Moreover, petitioner has not established that her current residence is temporary or transitional. The record indicates that petitioner and her children have been residing at the Freeport address since June 2014. Although petitioner stated to respondent’s homeless liaison that she was looking for housing within the district, petitioner offers no evidence to support this claim (see Appeal of D.W., 56 Ed Dept Rep, Decision No. 16,924). Further, while the homeowner states that petitioner and the student’s living situation is not permanent, there is no evidence that petitioner or the student need to vacate the current residence or that there is a fixed time limit as to how long they may remain (see Appeals of S.R., 56 Ed Dept Rep, Decision No. 16,987; Appeal of P.B., 55 id., Decision No. 16,804; Appeal of A.N.Z., 53 id., Decision No. 16,537; Appeal of a Student with a Disability, 52 id., Decision 16,404). Indeed, the record shows that petitioner and the student had resided at the Freeport address for over two years at the time petitioner commended this appeal.
Based upon the record before me, petitioner has failed to demonstrate that the student lacks a fixed, regular and adequate night-time residence or that the student is living in the kind of shelter or other accommodations set forth in Education Law §3209(1)(a).
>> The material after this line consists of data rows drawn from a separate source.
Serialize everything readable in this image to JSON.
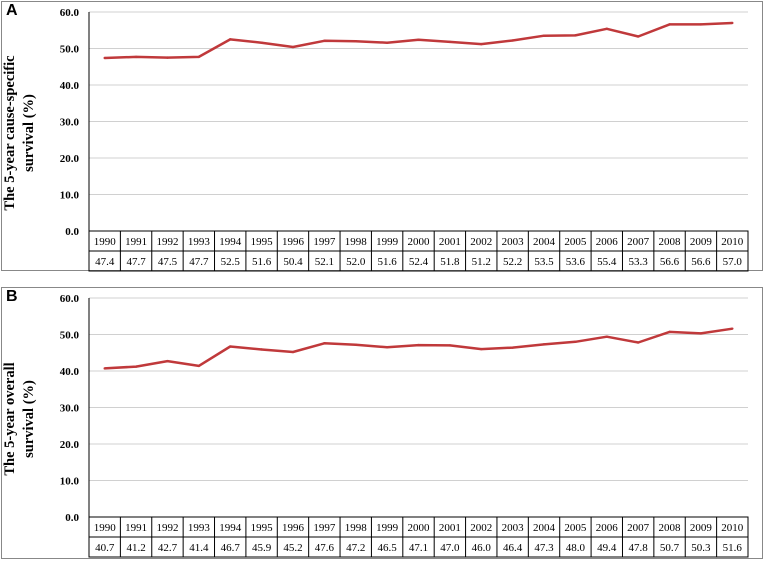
{
  "chart_data": [
    {
      "panel_label": "A",
      "type": "line",
      "ylabel_lines": [
        "The 5-year cause-specific",
        "survival (%)"
      ],
      "ylim": [
        0,
        60
      ],
      "yticks": [
        "0.0",
        "10.0",
        "20.0",
        "30.0",
        "40.0",
        "50.0",
        "60.0"
      ],
      "grid": true,
      "line_color": "#C0393B",
      "categories": [
        "1990",
        "1991",
        "1992",
        "1993",
        "1994",
        "1995",
        "1996",
        "1997",
        "1998",
        "1999",
        "2000",
        "2001",
        "2002",
        "2003",
        "2004",
        "2005",
        "2006",
        "2007",
        "2008",
        "2009",
        "2010"
      ],
      "values": [
        47.4,
        47.7,
        47.5,
        47.7,
        52.5,
        51.6,
        50.4,
        52.1,
        52.0,
        51.6,
        52.4,
        51.8,
        51.2,
        52.2,
        53.5,
        53.6,
        55.4,
        53.3,
        56.6,
        56.6,
        57.0
      ],
      "value_labels": [
        "47.4",
        "47.7",
        "47.5",
        "47.7",
        "52.5",
        "51.6",
        "50.4",
        "52.1",
        "52.0",
        "51.6",
        "52.4",
        "51.8",
        "51.2",
        "52.2",
        "53.5",
        "53.6",
        "55.4",
        "53.3",
        "56.6",
        "56.6",
        "57.0"
      ]
    },
    {
      "panel_label": "B",
      "type": "line",
      "ylabel_lines": [
        "The 5-year overall",
        "survival (%)"
      ],
      "ylim": [
        0,
        60
      ],
      "yticks": [
        "0.0",
        "10.0",
        "20.0",
        "30.0",
        "40.0",
        "50.0",
        "60.0"
      ],
      "grid": true,
      "line_color": "#C0393B",
      "categories": [
        "1990",
        "1991",
        "1992",
        "1993",
        "1994",
        "1995",
        "1996",
        "1997",
        "1998",
        "1999",
        "2000",
        "2001",
        "2002",
        "2003",
        "2004",
        "2005",
        "2006",
        "2007",
        "2008",
        "2009",
        "2010"
      ],
      "values": [
        40.7,
        41.2,
        42.7,
        41.4,
        46.7,
        45.9,
        45.2,
        47.6,
        47.2,
        46.5,
        47.1,
        47.0,
        46.0,
        46.4,
        47.3,
        48.0,
        49.4,
        47.8,
        50.7,
        50.3,
        51.6
      ],
      "value_labels": [
        "40.7",
        "41.2",
        "42.7",
        "41.4",
        "46.7",
        "45.9",
        "45.2",
        "47.6",
        "47.2",
        "46.5",
        "47.1",
        "47.0",
        "46.0",
        "46.4",
        "47.3",
        "48.0",
        "49.4",
        "47.8",
        "50.7",
        "50.3",
        "51.6"
      ]
    }
  ]
}
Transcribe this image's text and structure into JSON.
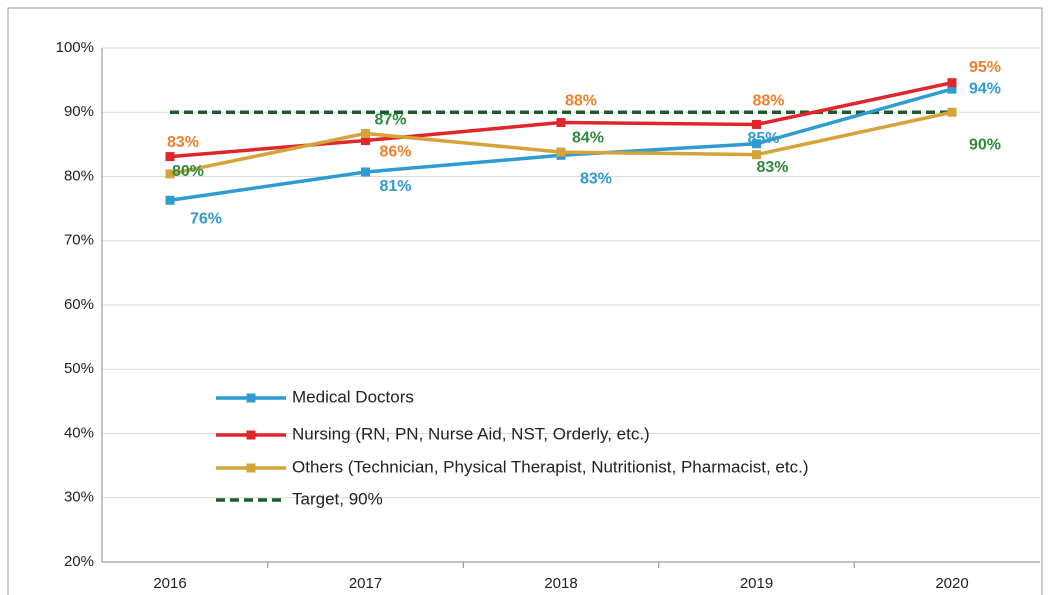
{
  "chart_data": {
    "type": "line",
    "categories": [
      "2016",
      "2017",
      "2018",
      "2019",
      "2020"
    ],
    "series": [
      {
        "name": "Medical Doctors",
        "color": "#2f9bd0",
        "label_color": "#2f9bd0",
        "marker": "square",
        "values": [
          76.3,
          80.7,
          83.3,
          85.1,
          93.6
        ],
        "value_labels": [
          "76%",
          "81%",
          "83%",
          "85%",
          "94%"
        ]
      },
      {
        "name": "Nursing (RN, PN, Nurse Aid, NST, Orderly, etc.)",
        "color": "#e0262b",
        "label_color": "#f0802e",
        "marker": "square",
        "values": [
          83.1,
          85.6,
          88.4,
          88.1,
          94.6
        ],
        "value_labels": [
          "83%",
          "86%",
          "88%",
          "88%",
          "95%"
        ]
      },
      {
        "name": "Others (Technician, Physical Therapist, Nutritionist, Pharmacist, etc.)",
        "color": "#d4a33a",
        "label_color": "#2e8b3e",
        "marker": "square",
        "values": [
          80.4,
          86.7,
          83.8,
          83.4,
          90.0
        ],
        "value_labels": [
          "80%",
          "87%",
          "84%",
          "83%",
          "90%"
        ]
      },
      {
        "name": "Target, 90%",
        "color": "#1e5a2a",
        "dashed": true,
        "values": [
          90,
          90,
          90,
          90,
          90
        ]
      }
    ],
    "ylim": [
      20,
      100
    ],
    "yticks": [
      {
        "value": 20,
        "label": "20%"
      },
      {
        "value": 30,
        "label": "30%"
      },
      {
        "value": 40,
        "label": "40%"
      },
      {
        "value": 50,
        "label": "50%"
      },
      {
        "value": 60,
        "label": "60%"
      },
      {
        "value": 70,
        "label": "70%"
      },
      {
        "value": 80,
        "label": "80%"
      },
      {
        "value": 90,
        "label": "90%"
      },
      {
        "value": 100,
        "label": "100%"
      }
    ],
    "grid": true,
    "legend": "lower left"
  }
}
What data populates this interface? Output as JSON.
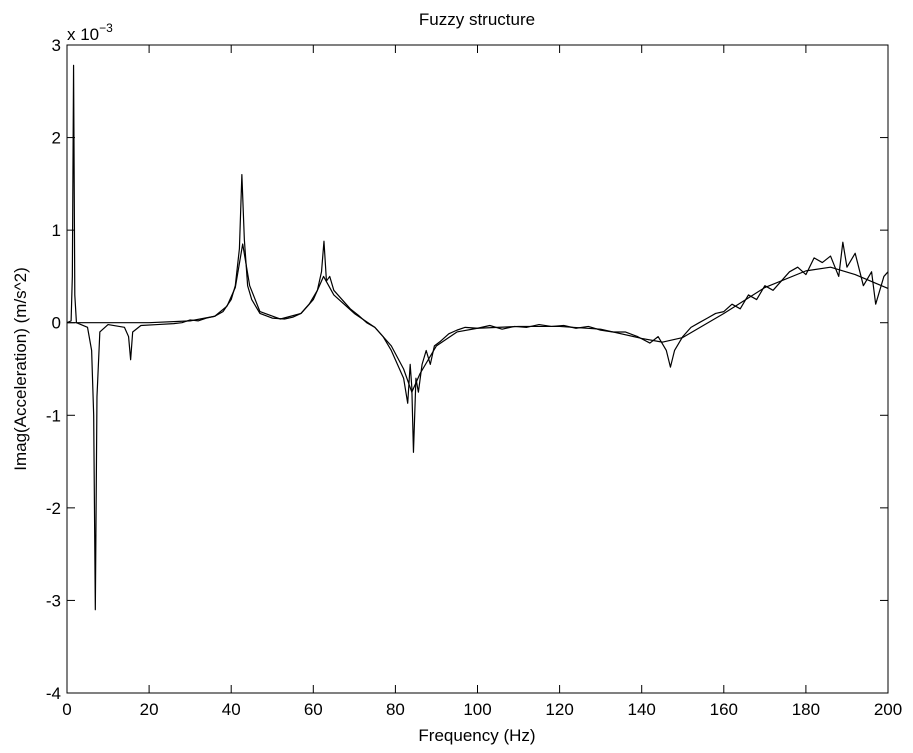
{
  "chart_data": {
    "type": "line",
    "title": "Fuzzy structure",
    "x_label": "Frequency (Hz)",
    "y_label": "Imag(Acceleration) (m/s^2)",
    "y_multiplier": {
      "base": "x 10",
      "exponent": "−3"
    },
    "xlim": [
      0,
      200
    ],
    "xticks": [
      0,
      20,
      40,
      60,
      80,
      100,
      120,
      140,
      160,
      180,
      200
    ],
    "ylim": [
      -4,
      3
    ],
    "yticks": [
      -4,
      -3,
      -2,
      -1,
      0,
      1,
      2,
      3
    ],
    "grid": false,
    "series": [
      {
        "color": "#000000",
        "x": [
          0,
          1,
          1.3,
          1.6,
          1.9,
          2.3,
          5,
          6,
          6.5,
          6.9,
          7.3,
          8,
          10,
          14,
          15,
          15.5,
          16,
          18,
          22,
          26,
          28,
          30,
          32,
          34,
          36,
          38,
          40,
          41,
          42,
          42.6,
          43.2,
          44,
          45,
          47,
          50,
          53,
          55,
          57,
          59,
          61,
          62,
          62.6,
          63.2,
          64,
          65,
          67,
          69,
          71,
          73,
          75,
          77,
          79,
          80,
          81,
          82,
          83,
          83.6,
          84,
          84.4,
          85,
          85.6,
          86.5,
          87.5,
          88.5,
          89.5,
          91,
          93,
          95,
          97,
          100,
          103,
          106,
          109,
          112,
          115,
          118,
          121,
          124,
          127,
          130,
          133,
          136,
          139,
          142,
          144,
          146,
          147,
          148,
          150,
          152,
          154,
          156,
          158,
          160,
          162,
          164,
          166,
          168,
          170,
          172,
          174,
          176,
          178,
          180,
          182,
          184,
          186,
          188,
          189,
          190,
          192,
          194,
          196,
          197,
          199,
          200
        ],
        "values": [
          0,
          0.02,
          0.5,
          2.78,
          0.3,
          0,
          -0.05,
          -0.3,
          -1.0,
          -3.1,
          -0.8,
          -0.1,
          -0.02,
          -0.05,
          -0.15,
          -0.4,
          -0.1,
          -0.03,
          -0.02,
          -0.01,
          0,
          0.03,
          0.02,
          0.05,
          0.07,
          0.12,
          0.25,
          0.4,
          0.8,
          1.6,
          0.9,
          0.4,
          0.25,
          0.1,
          0.05,
          0.04,
          0.06,
          0.1,
          0.2,
          0.35,
          0.55,
          0.88,
          0.45,
          0.5,
          0.35,
          0.25,
          0.15,
          0.08,
          0,
          -0.05,
          -0.15,
          -0.3,
          -0.4,
          -0.5,
          -0.6,
          -0.87,
          -0.45,
          -0.7,
          -1.4,
          -0.6,
          -0.75,
          -0.45,
          -0.3,
          -0.45,
          -0.25,
          -0.2,
          -0.12,
          -0.08,
          -0.05,
          -0.06,
          -0.03,
          -0.07,
          -0.04,
          -0.05,
          -0.02,
          -0.04,
          -0.03,
          -0.06,
          -0.04,
          -0.08,
          -0.1,
          -0.1,
          -0.15,
          -0.22,
          -0.15,
          -0.3,
          -0.48,
          -0.3,
          -0.15,
          -0.05,
          0,
          0.05,
          0.1,
          0.12,
          0.2,
          0.15,
          0.3,
          0.25,
          0.4,
          0.35,
          0.45,
          0.55,
          0.6,
          0.52,
          0.7,
          0.65,
          0.72,
          0.5,
          0.87,
          0.6,
          0.75,
          0.4,
          0.55,
          0.2,
          0.5,
          0.55
        ]
      },
      {
        "color": "#000000",
        "x": [
          0,
          20,
          30,
          36,
          39,
          41,
          42.8,
          44.5,
          47,
          52,
          57,
          60,
          62.5,
          65,
          70,
          75,
          79,
          82,
          84,
          86,
          90,
          95,
          100,
          110,
          120,
          130,
          140,
          145,
          150,
          160,
          170,
          180,
          186,
          192,
          200
        ],
        "values": [
          0,
          0,
          0.02,
          0.07,
          0.18,
          0.38,
          0.85,
          0.4,
          0.12,
          0.04,
          0.1,
          0.25,
          0.5,
          0.3,
          0.1,
          -0.05,
          -0.25,
          -0.5,
          -0.75,
          -0.55,
          -0.25,
          -0.1,
          -0.06,
          -0.04,
          -0.04,
          -0.07,
          -0.17,
          -0.21,
          -0.16,
          0.1,
          0.38,
          0.56,
          0.6,
          0.52,
          0.37
        ]
      }
    ]
  }
}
Accordingly, respondent’s determination that the student was not homeless was not arbitrary or capricious.
Although the appeal must be dismissed for the reasons described above, I note that petitioner has the right to reapply for admission on behalf of her child at any time should circumstances change and to submit any documentary evidence for respondent’s consideration.
THE APPEAL IS DISMISSED.
END OF FILE
 Effective October 1, 2016, §11432(g)(3)(E)(i) of the McKinney-Vento Homeless Assistance Act, as amended by the Every Student Succeeds Act, now requires that if a dispute arises surrounding a student’s eligibility, school selection or enrollment, such student shall be immediately enrolled pending final resolution of the dispute, including all available appeals (42 USC §11432[g][E][i]). Therefore, because this appeal was commenced on January 10, 2017, no application for a stay in this appeal was necessary.
 Effective December 10, 2016, children or youth awaiting foster care placement are no longer included in the definition of “homeless children and youths” under the McKinney-Vento Homeless Assistance Act, as amended by the Every Student Succeeds Act (42 USC §11434a). Effective April 20, 2017, children or youth awaiting foster care placement are no longer included in the definition of “homeless child” in Education Law §3209(1)(a), as amended by Part C of Chapter 56 of the Laws of 2017. However, those changes are not relevant to a determination in this appeal.